The central bank has introduced two important measures to increase sources of deposits for BFIs and hence the availability of loanable funds.

First, it now allows BFIs to commercially borrow from not only foreign banks but also hedge and pension funds. Although this technically widens the sources of deposits for BFIs, it is unlikely that they will actively borrow money immediately from external sources due to risks associated with a higher cost of funds and the exchange rates.

Second, the central bank has mandated the BFIs to issue debentures or corporate bonds equivalent to at least 25 percent of paid-up capital. The expectation is that this will encourage BFIs to align their assets with their liabilities (i.e. discourage the tendency to use short term deposits to issue long term loans), and secure reliable sources of loanable funds in case they are close to the CCD threshold. If BFIs fail to meet this mandatory provision within this fiscal year, then they may be compelled to seek a merger. However, in the past, the central bank was too lenient. It repeatedly extended the timeline of what is supposed to be a mandatory provision (for instance, increased paid-up capital threshold, lower spread rate, and adherence to CCD threshold).

Regarding the external sector, the central bank has tightened loans to finance imported goods (especially vehicles) and the foreign exchange facility provided to Nepali citizens who visit abroad. Considering the deterioration of the balance of payments and depletion of foreign exchange reserves, the central bank is targeting to maintain reserves to finance seven months of imports. This is substantially down from barely two years ago, when reserves were large enough to sustain over ten months of imports. External sector stress will compound as exports, remittances and foreign investment growth stagnate or even decrease, but imports accelerate. The pegged exchange rate limits the central bank’s effectiveness to address external sector imbalance. Policy reforms to boost exports and foreign investment are crucial for this.

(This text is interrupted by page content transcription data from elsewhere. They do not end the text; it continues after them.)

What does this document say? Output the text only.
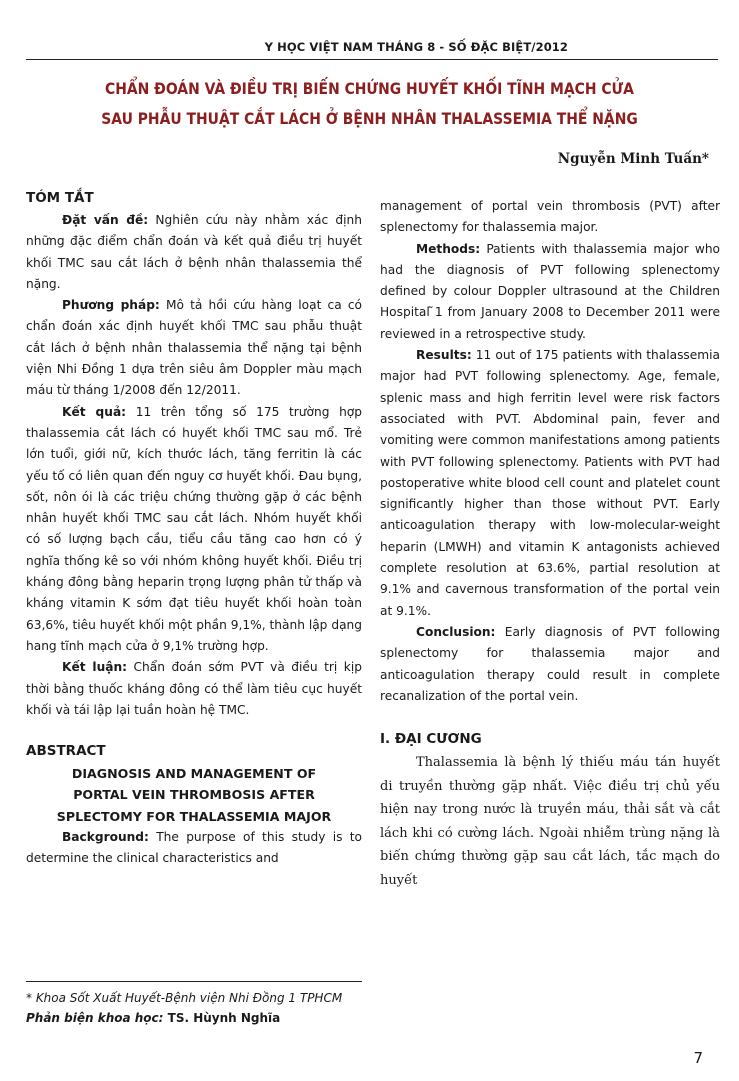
Y HỌC VIỆT NAM THÁNG 8 - SỐ ĐẶC BIỆT/2012
CHẨN ĐOÁN VÀ ĐIỀU TRỊ BIẾN CHỨNG HUYẾT KHỐI TĨNH MẠCH CỬA
SAU PHẪU THUẬT CẮT LÁCH Ở BỆNH NHÂN THALASSEMIA THỂ NẶNG
Nguyễn Minh Tuấn*
TÓM TẮT

Đặt vấn đề: Nghiên cứu này nhằm xác định những đặc điểm chẩn đoán và kết quả điều trị huyết khối TMC sau cắt lách ở bệnh nhân thalassemia thể nặng.

Phương pháp: Mô tả hồi cứu hàng loạt ca có chẩn đoán xác định huyết khối TMC sau phẫu thuật cắt lách ở bệnh nhân thalassemia thể nặng tại bệnh viện Nhi Đồng 1 dựa trên siêu âm Doppler màu mạch máu từ tháng 1/2008 đến 12/2011.

Kết quả: 11 trên tổng số 175 trường hợp thalassemia cắt lách có huyết khối TMC sau mổ. Trẻ lớn tuổi, giới nữ, kích thước lách, tăng ferritin là các yếu tố có liên quan đến nguy cơ huyết khối. Đau bụng, sốt, nôn ói là các triệu chứng thường gặp ở các bệnh nhân huyết khối TMC sau cắt lách. Nhóm huyết khối có số lượng bạch cầu, tiểu cầu tăng cao hơn có ý nghĩa thống kê so với nhóm không huyết khối. Điều trị kháng đông bằng heparin trọng lượng phân tử thấp và kháng vitamin K sớm đạt tiêu huyết khối hoàn toàn 63,6%, tiêu huyết khối một phần 9,1%, thành lập dạng hang tĩnh mạch cửa ở 9,1% trường hợp.

Kết luận: Chẩn đoán sớm PVT và điều trị kịp thời bằng thuốc kháng đông có thể làm tiêu cục huyết khối và tái lập lại tuần hoàn hệ TMC.

ABSTRACT
DIAGNOSIS AND MANAGEMENT OF
PORTAL VEIN THROMBOSIS AFTER
SPLECTOMY FOR THALASSEMIA MAJOR

Background: The purpose of this study is to determine the clinical characteristics and

management of portal vein thrombosis (PVT) after splenectomy for thalassemia major.

Methods: Patients with thalassemia major who had the diagnosis of PVT following splenectomy defined by colour Doppler ultrasound at the Children Hospital ̃1 from January 2008 to December 2011 were reviewed in a retrospective study.

Results: 11 out of 175 patients with thalassemia major had PVT following splenectomy. Age, female, splenic mass and high ferritin level were risk factors associated with PVT. Abdominal pain, fever and vomiting were common manifestations among patients with PVT following splenectomy. Patients with PVT had postoperative white blood cell count and platelet count significantly higher than those without PVT. Early anticoagulation therapy with low-molecular-weight heparin (LMWH) and vitamin K antagonists achieved complete resolution at 63.6%, partial resolution at 9.1% and cavernous transformation of the portal vein at 9.1%.

Conclusion: Early diagnosis of PVT following splenectomy for thalassemia major and anticoagulation therapy could result in complete recanalization of the portal vein.

I. ĐẠI CƯƠNG

Thalassemia là bệnh lý thiếu máu tán huyết di truyền thường gặp nhất. Việc điều trị chủ yếu hiện nay trong nước là truyền máu, thải sắt và cắt lách khi có cường lách. Ngoài nhiễm trùng nặng là biến chứng thường gặp sau cắt lách, tắc mạch do huyết

* Khoa Sốt Xuất Huyết-Bệnh viện Nhi Đồng 1 TPHCM
Phản biện khoa học: TS. Hùynh Nghĩa
7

The success of the monetary policy will be judged in terms of how much interest rate decreases over time, sustainable credit expansion and lowering risks of asset-liability mismatch, further consolidation of BFIs and improved corporate governance, and external sector stability. Tinkering with productive sector lending has been a common feature of monetary policy, and this in itself will not help much to achieve the growth target.